Absent Friends (—)This article was written by Alan Ayckbourn for a programme for an unknown production.
It's based on a true event. It was a friend of my wife's, a woman, who had reached that age when it was fashionable to say "She's missed her chance. She's thirty five, poor thing, she's on the shelf, she should go and live in the country with big dogs".
But then she met someone. He was wonderful for her and they both glowed and we were all delighted. So they duly married and on the day of the honeymoon, they drove to Scotland. And he turned the car over and was killed. Instantly. She was fine but obviously stunned. And when we heard, we were just shattered. You know, poor girl. So a lot of people said "Oh, we must invite her round". And it was the tea party and everybody was saying, "I don't know what to say".
So she arrives and she has this complete serenity around her. And it took about half an hour before anybody liked to perk up and say "So sorry about ..." And she said, "That's alright. He's still with me." And we said "Oh, right, yes" and she said "No, he's still with me. He's here. In this room". So that was fairly freaky.
Then somebody got on to the area of "It Happened At The Worst Time" - on the honeymoon, both of you on the upward curve, given a few years it wouldn't have been so bad. And she said, "No. A few years wouldn't have made any difference, we'd have still felt the same". So people said, "No, come on be fair ! All marriages go through a rocky patch". She said "Well, ours wouldn't. He was perfect." And we were all getting angry! Saying "Come on, we have rows. We all have rows! Don't we have rows, darling? Yes!
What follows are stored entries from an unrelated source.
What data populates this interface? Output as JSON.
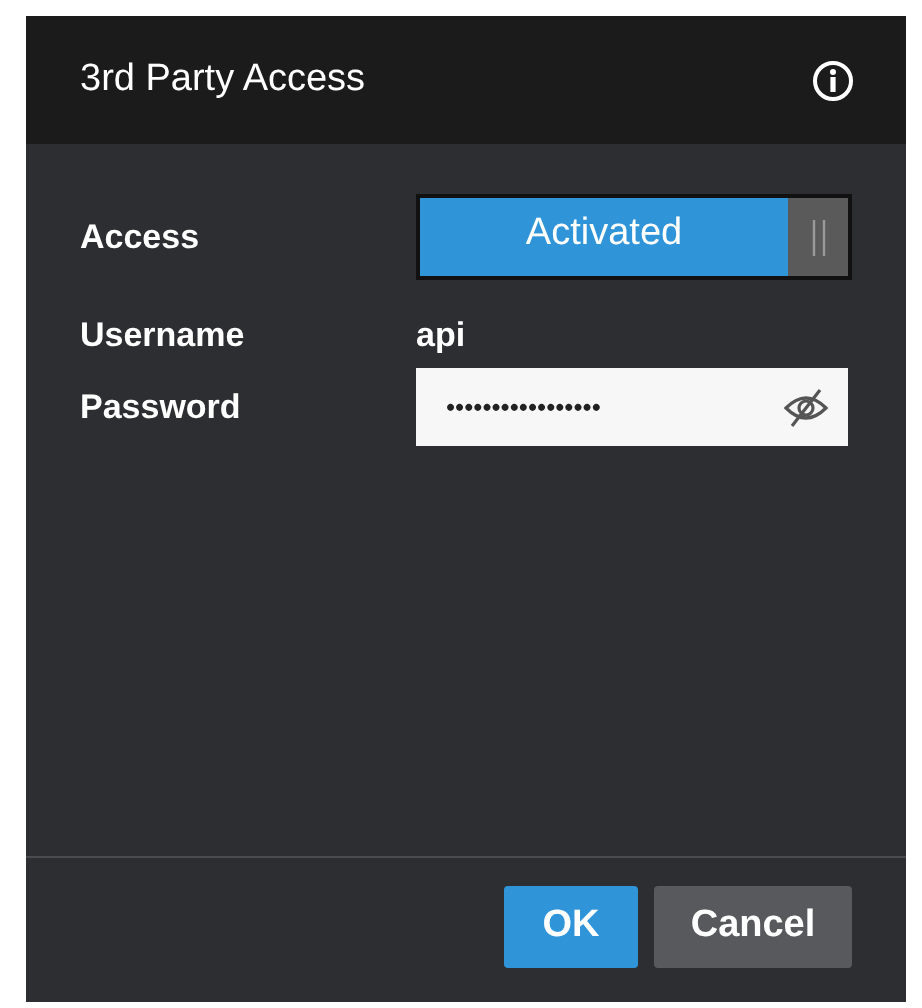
{
  "dialog": {
    "title": "3rd Party Access",
    "fields": [
      {
        "kind": "toggle",
        "label": "Access",
        "value": "Activated",
        "on": true
      },
      {
        "kind": "text",
        "label": "Username",
        "value": "api"
      },
      {
        "kind": "password",
        "label": "Password",
        "value": "•••••••••••••••••"
      }
    ],
    "buttons": [
      {
        "label": "OK",
        "primary": true
      },
      {
        "label": "Cancel",
        "primary": false
      }
    ]
  }
}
You see!"
And suddenly I was thinking, "This is much more interesting, what we're doing. She's just sitting there, telling us that she's got a perfect relationship and we're beginning to argue amongst ourselves about our own relationships!"
Colin is the man with the rose-coloured spectacles. He was based on somebody I knew who would anthropomorphise about people. He would talk to you and say "Ah, now... look, he's wondering whether to go out now". And you'd say, "No, I'm not. I'm really not". And you would start getting cross with him. Because he would give people motives which they didn't have. Often quite sunny ones. His wife would be sitting there scowling about something and he'd say "She's bit grumpy 'cos she hasn't had her tea yet."